Хромуша поняла, что лиса не шутит, и, не переставая охать, что ее дети ни в чем не виноваты, стала высматривать место, где бы удобней перебраться через ручей.
Микас с Джимом, склонясь над клеткой, наблюдали за лисятами. Мисочка с молоком, которую они оставили вчера, была опрокинута. Попробовали они хоть капельку или просто разлили? Лисята выглядели бодрее, но по-прежнему жались друг к дружке в дальнем углу.
– Что им молоко… – сказал Джим. – Вчера индюшатины натрескались.
И тут раздался крик Януте:
– Хромуша нашлась! Хромуша!
Заперев дверцу, мальчики бросились с сеновала – неужели правда?
Хромуша ковыляла по другую сторону плетня и от волнения не знала даже, через какую дыру залезть во двор.
Подоив корову, пришла мама Микаса.
– Неслыханное дело! – стала рассказывать она. – Сижу, дою корову и думаю, кого это Буренка испугалась? Поворачиваю голову – лисица! Увидела меня – и шмыг под самым носом у коровы. Хотела схватить камень да крикнуть: «Кыш, окаянная!», а тут смотрю – индюшка… Ковыляет вслед за лисицей… Придется вам отпустить лисят, раз такое на свете творится. Побалуйтесь сегодня, а вечером чтоб выпустили.
– Пожалуйста, мама, – стал просить Микас. – Можно, я буду их растить. Они уже целую мисочку молока вылакали.
– Нет, нет, – покачала головой мама. – Видели бы вы, как они шли, иначе бы заговорили.
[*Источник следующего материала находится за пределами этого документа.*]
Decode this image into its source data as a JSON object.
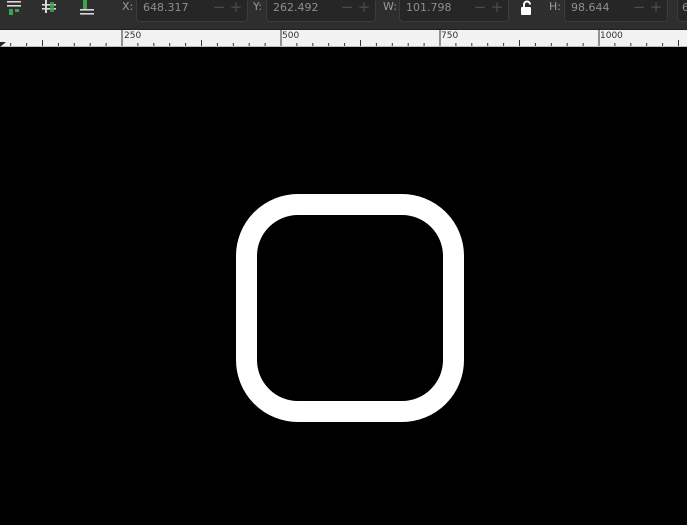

Не так лисят, как их бедную маму жалко.
– Лиса была кровопийцей и останется! – выпалил Джим. – Сколько она птичек душит!
– Лучше бы Хромуша не приходила… – бормотал Микас. – Охотились, мучались и вот те на…
– Если не мы, так другие – все равно лиса охотникам попадается, – поддержал его Джим.
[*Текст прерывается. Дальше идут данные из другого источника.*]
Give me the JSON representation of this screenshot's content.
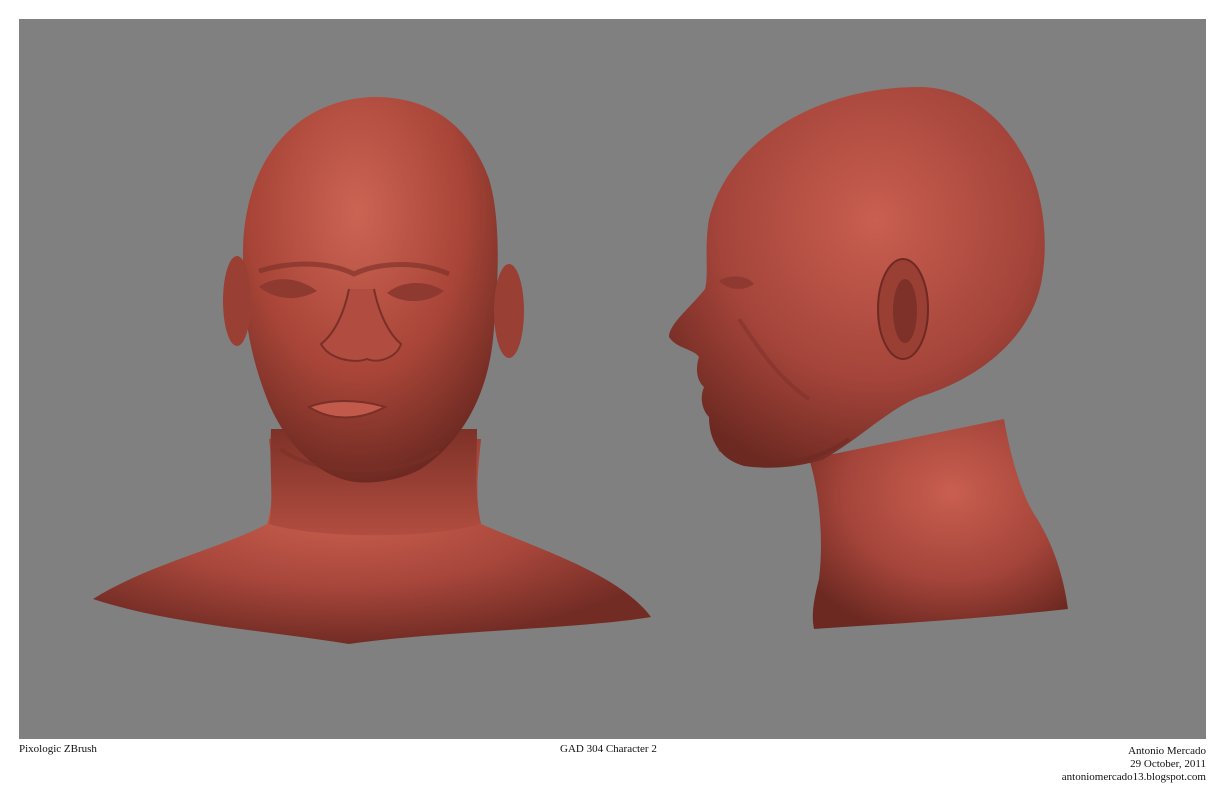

Януте понимала, что мальчики неправы и лисят надо выпустить. Но ведь лисята такие славные, жалко с ними расставаться. Она тоже стала просить – так ласково, так умильно, что тетя наконец махнула рукой:
– Ладно уж… – Только чур – их голодом не морить.
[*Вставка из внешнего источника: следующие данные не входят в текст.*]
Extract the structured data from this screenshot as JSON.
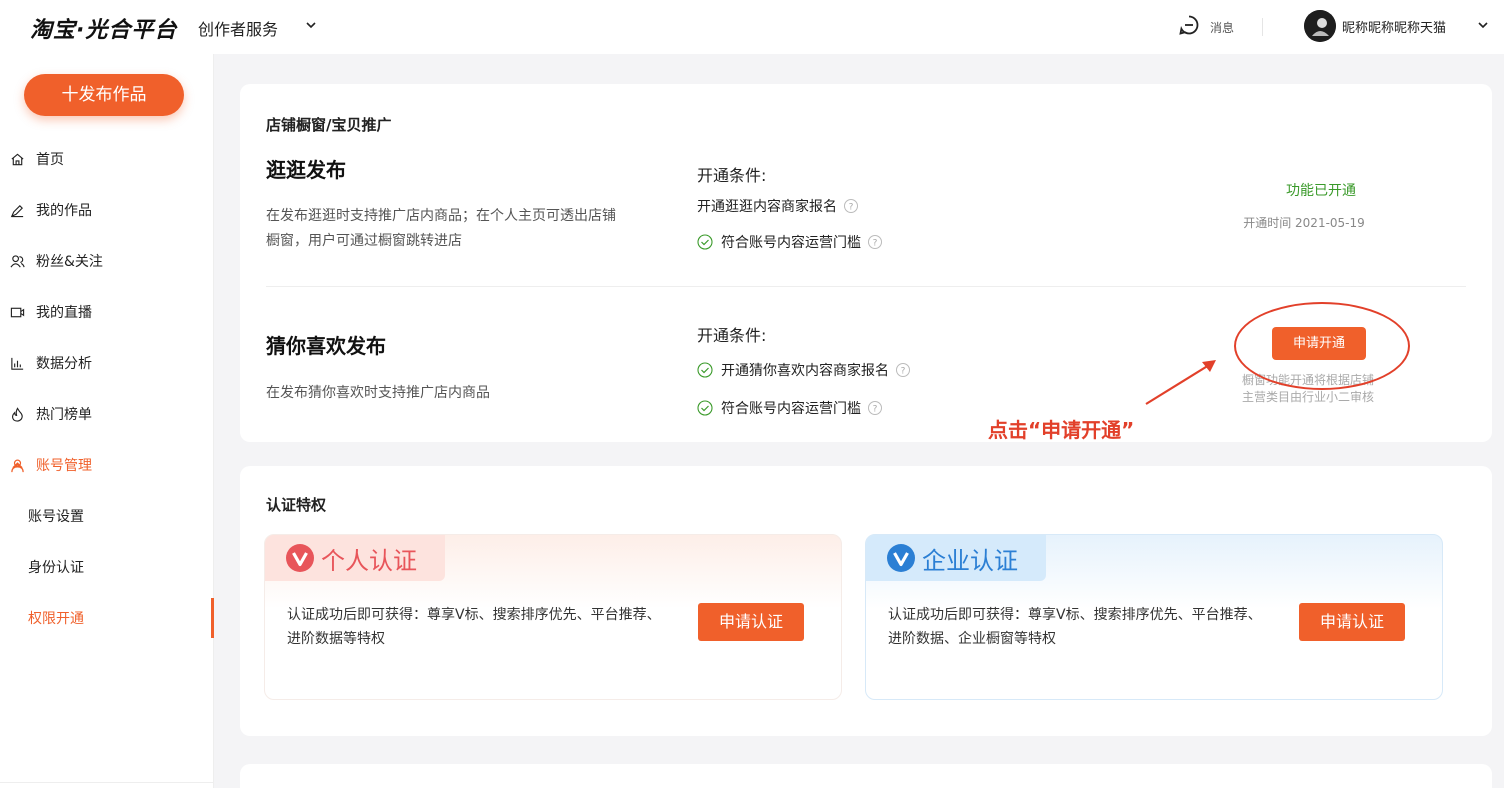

А лисица забралась под стожары, на которых сушился клевер. Она терпеливо ждала, пока люди, покормив скотину и порадовавшись индюшке, пойдут на сеновал и выпустят лисят. Отсюда, с горки, ей было видно, как счастливая Хромуша хлопочет вокруг своих воспитанников. Глаза у лисицы были, как у ястреба – она видела даже воробья, к которому подкрадывался кот Черныш. Вот он цапнул беднягу и затрусил за хлев – завтракать.
Потом она долго смотрела на кур, которые пролезли через дыру в плетне и добрели до клеверного поля. Они были до того глупые, так неуклюже ловили бабочек, что невольно возникал соблазн вскочить и хоть страху на них нагнать.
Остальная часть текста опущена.